By Mark Sherman
Associated Press
WASHINGTON (AP) — Supreme Court Justice Stephen Breyer isn’t planning to retire anytime soon, but he doesn’t hesitate when asked about his legacy after more than two decades on the bench.
He said he likes the late Justice Thurgood Marshall’s preference for having his tombstone say merely that “he tried.”
Breyer said in an interview with The Associated Press that doing his best means trying to explain how the court works in a way that people who are not lawyers can understand.
His latest effort is a new book, “The Court and the World,” in which the justice argues that the best way to preserve “basic American ideals” is to understand the world in which we live. Breyer, a 77-year-old grandfather with a professorial manner, is one of four justices in their 70s or 80s. But he said he is not yet thinking about retiring.
“I think I would prefer to retire than the alternative,” he said in a telephone interview Tuesday amid a publicity tour for his book that has ranged from an appearance on CBS’ Late Show with Stephen Colbert to a column in the Wall Street Journal. Breyer has raised his profile in recent months, beginning with his surprising call for a reappraisal of the death penalty amid concerns about executing the innocent, its arbitrary use, racial discrimination and decades of delay. Breyer made his case in a dissenting opinion, one of the few he wrote in a term in which he was on the winning side more often than anyone else on the court.
One of the death row inmates from Oklahoma who lost his appeal in the court’s decision in June was Richard Glossip, who was scheduled to be executed on Wednesday. Breyer did not discuss the specifics of Glossip’s case.
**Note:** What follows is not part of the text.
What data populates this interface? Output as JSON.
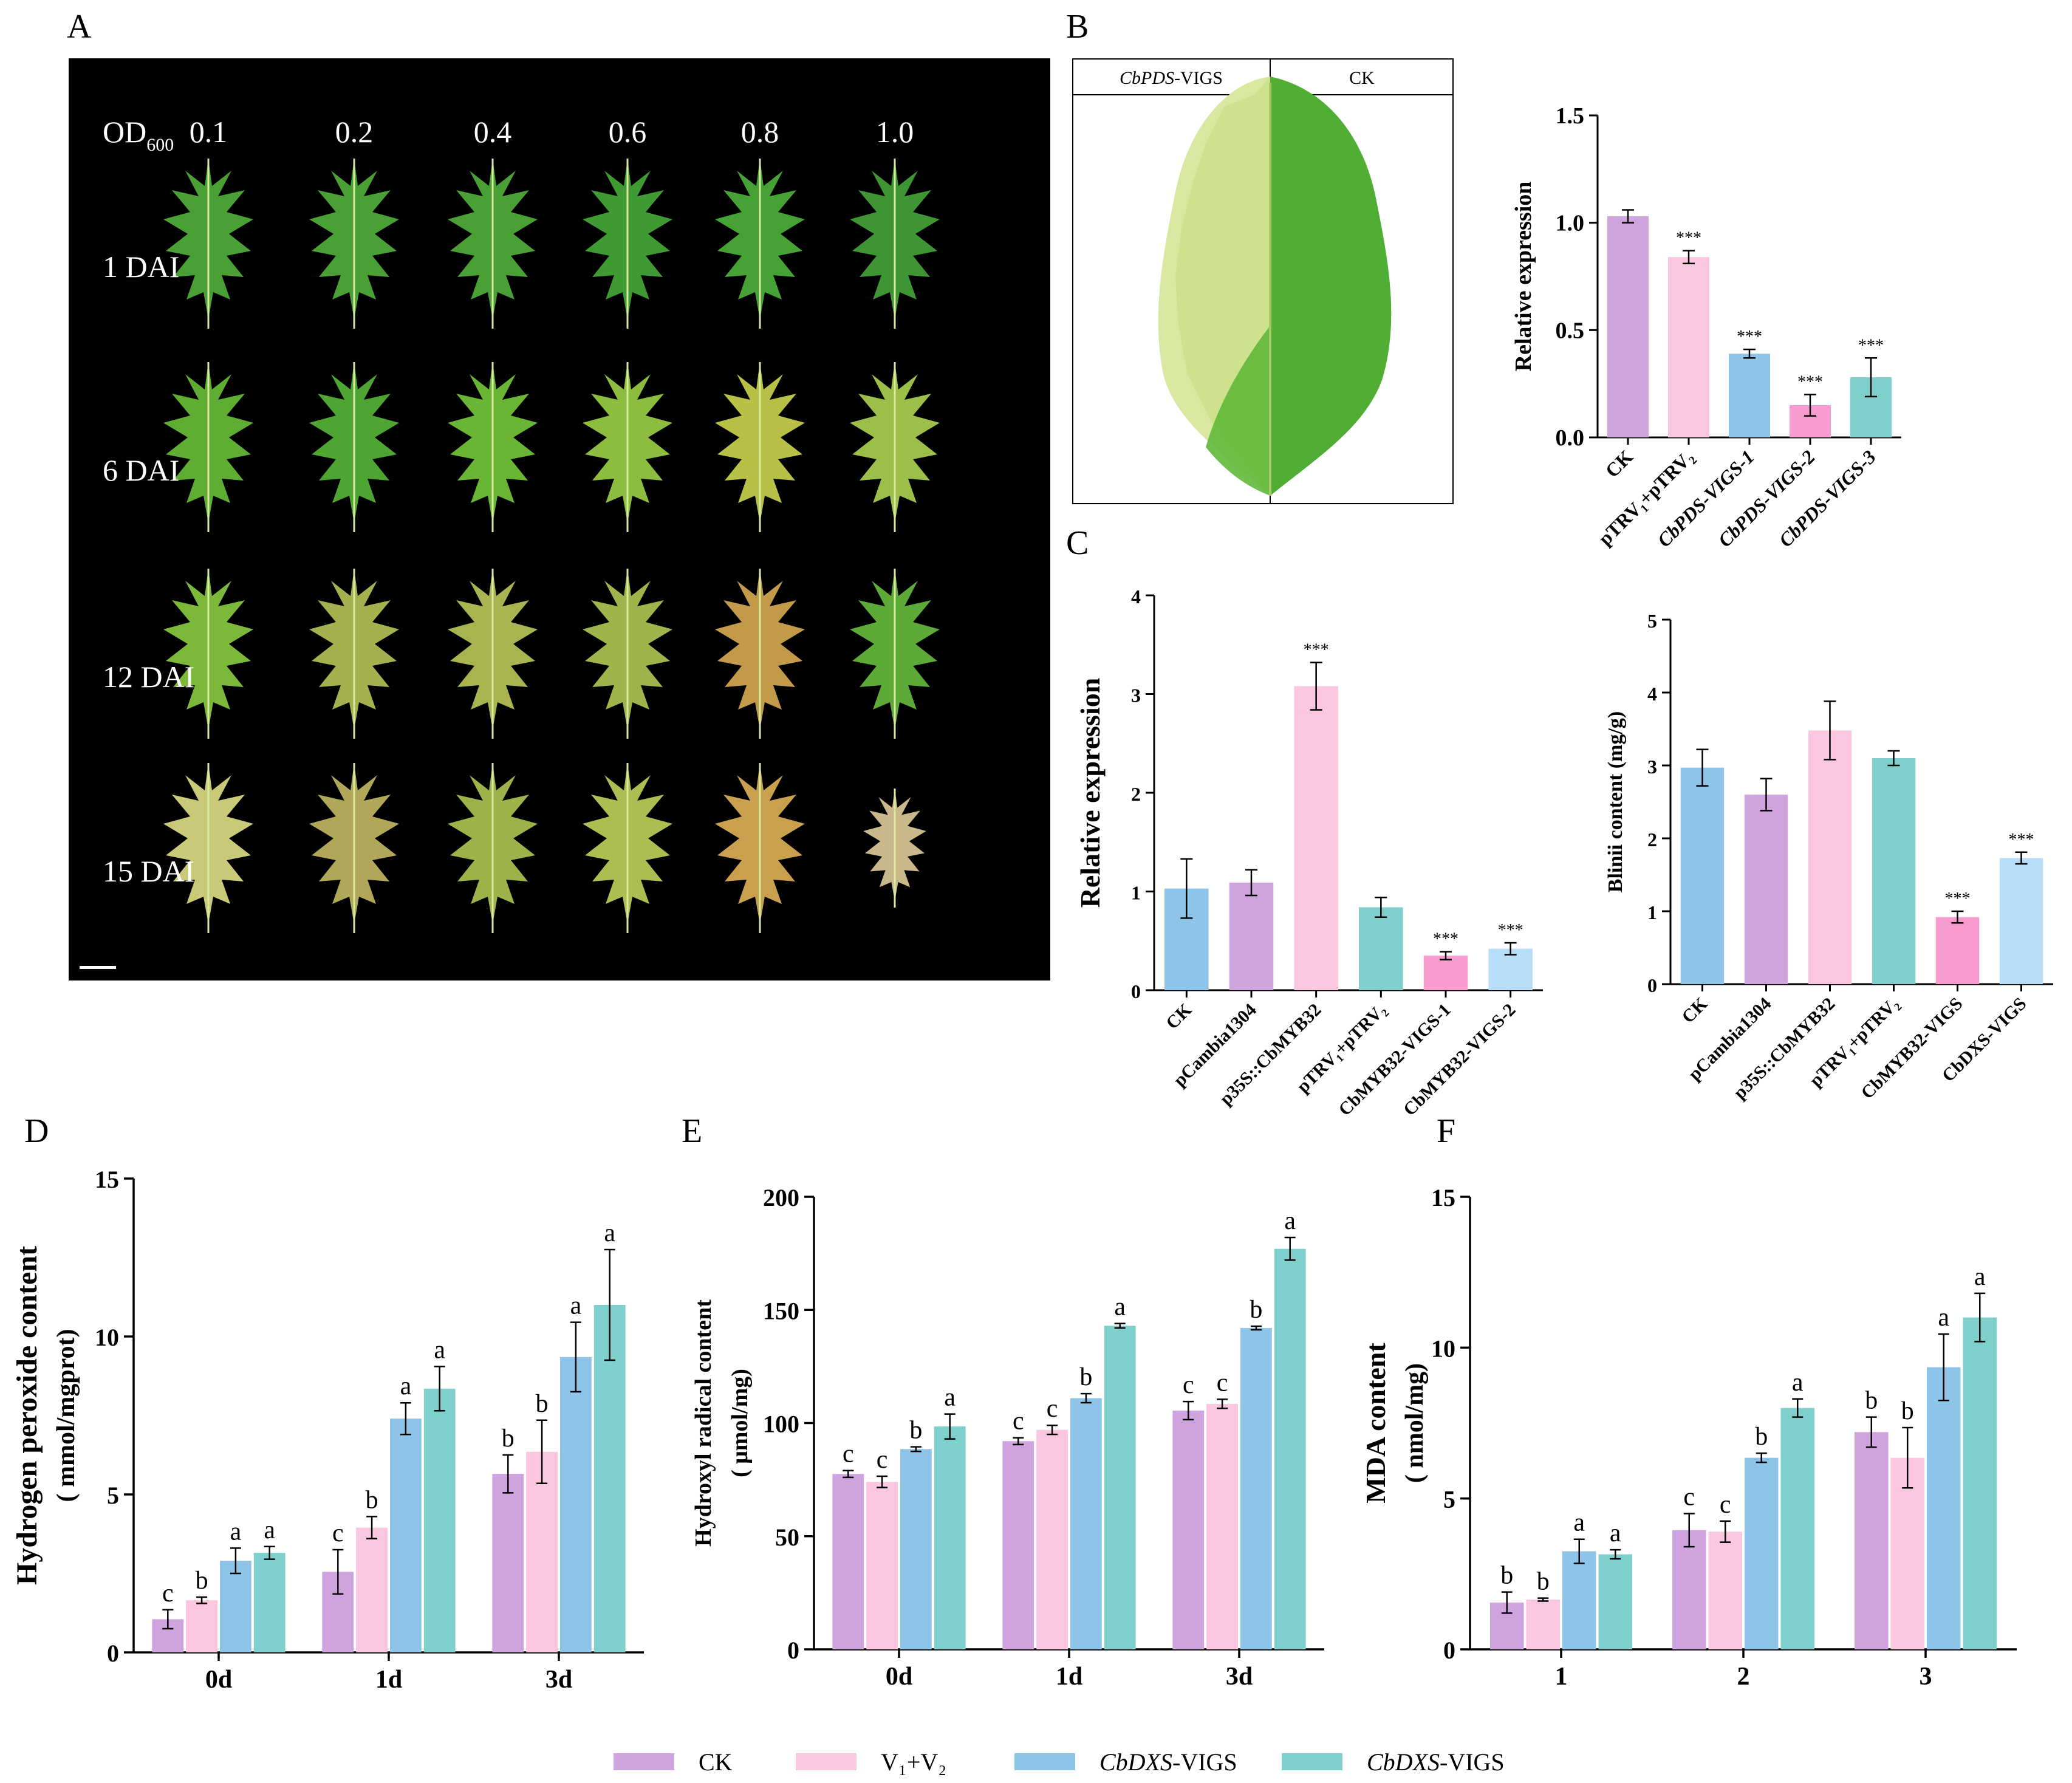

Only one other justice, Ruth Bader Ginsburg, joined his death penalty opinion and Breyer declined to speculate whether any other colleague would soon join them.
For many years, Breyer has been on the winning side of the debate over references to foreign law in Supreme Court decisions, opposed by Justice Antonin Scalia and other more conservative colleagues. Capital punishment is one area in which Scalia in particular has been sharply critical of invoking the practices of other nations.
But Breyer, who has written two other books, has long argued that the debate ultimately is irrelevant and now he explains why in 284 pages. The short answer: the court’s caseload involves more and more disputes with an international dimension, including national security cases, child custody fights, business cases and human rights abuses overseas. The justices can’t escape ‘the need to look beyond our shores” even if they wanted to, Breyer said.
“The best way to preserve our basic American values in respect to democracy, human rights, commerce, and the rule of law itself, is to learn about, participate in and understand what is going on in the world,” he said.
Educating Americans about the court might be easier if cameras were allowed inside the courtroom, he acknowledged.
“On the one hand, if we had television in the oral arguments, I think that it’d be a wonderful educational experience for those who would watch it. They would see people seriously trying to do their job,” Breyer said.
On other hand, he said, “there are risks,” including elevating the importance of the interactions between justices and lawyers because decisions rest mainly on written submissions. Breyer also worries, as do the other justices, that their comments could be taken out of context.
Still, Breyer said he suspects that Supreme Court sessions will one day be televised because new, younger justices will be more comfortable with cameras.
He joins a parade of justices who have made the rounds of news shows and even some late-night appearances to hawk their books in recent years. Justices Clarence Thomas and Sonia Sotomayor wrote memoirs of their rise from poverty to the nation’s highest court. Scalia has co-authored a couple of books aimed at lawyers.